Читать книгу Der Wüstensklave - J. D. Möckli - Страница 5
Kapitel 2: Weihnachten
ОглавлениеKai rekelt sich genüsslich, als er die Augen öffnet. Es ist hell im Zimmer, aber das stört ihn überhaupt nicht. Heute bleibt der Laden den ganzen Tag über geschlossen und das will er ausnutzen, indem er mal wieder in aller Ruhe mit seinem Liebsten kuschelt. Lächelnd dreht er sich um und schon verschwindet das Lächeln wieder aus seinem Gesicht, denn er liegt allein im Bett. Von Jamon ist weit und breit keine Spur zu sehen.
Die Stirn runzelnd richtet Kai sich auf und schlägt die Decke zurück, nur um gleich darauf fröstelnd die Arme um sich zu schlingen. Es ist kalt im Zimmer. »Na toll.
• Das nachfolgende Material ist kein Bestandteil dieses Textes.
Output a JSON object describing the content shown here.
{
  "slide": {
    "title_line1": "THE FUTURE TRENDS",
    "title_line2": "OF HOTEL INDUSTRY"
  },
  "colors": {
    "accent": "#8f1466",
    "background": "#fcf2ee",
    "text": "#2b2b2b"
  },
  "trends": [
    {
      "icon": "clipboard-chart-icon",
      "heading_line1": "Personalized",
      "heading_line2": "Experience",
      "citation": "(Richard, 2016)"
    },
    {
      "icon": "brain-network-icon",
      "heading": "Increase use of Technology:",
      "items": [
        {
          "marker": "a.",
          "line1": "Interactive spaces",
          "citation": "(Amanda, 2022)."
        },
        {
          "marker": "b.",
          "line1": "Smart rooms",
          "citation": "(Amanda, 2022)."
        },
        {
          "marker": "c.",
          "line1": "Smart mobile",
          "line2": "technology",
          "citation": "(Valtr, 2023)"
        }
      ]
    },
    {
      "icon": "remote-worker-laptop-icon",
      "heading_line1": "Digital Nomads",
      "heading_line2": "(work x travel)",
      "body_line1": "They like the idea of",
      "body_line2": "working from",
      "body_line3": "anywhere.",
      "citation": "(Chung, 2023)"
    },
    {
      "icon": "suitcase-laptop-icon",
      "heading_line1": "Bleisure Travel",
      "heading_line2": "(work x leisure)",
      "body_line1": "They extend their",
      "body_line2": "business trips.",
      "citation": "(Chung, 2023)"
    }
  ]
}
Müssen wir hier oben etwa auch schon heizen?«, murmelt er und steht auf. Hastig eilt er zum Schrank und holt warme Sachen heraus, die er sich aber nicht gleich anzieht. Er nimmt sie mit nach unten, wo er sie im herrlich warmen Badezimmer neben den Ofen legt, ehe er sich auszieht und gedankenverloren unter die Dusche steigt, nur um gleich darauf kreischend wieder herauszuspringen, als ihn eiskaltes Wasser trifft. »Verdammte Scheiße!« Brummelnd wartet er neben dem Wasserstrahl stehend darauf, dass das Wasser endlich warm wird.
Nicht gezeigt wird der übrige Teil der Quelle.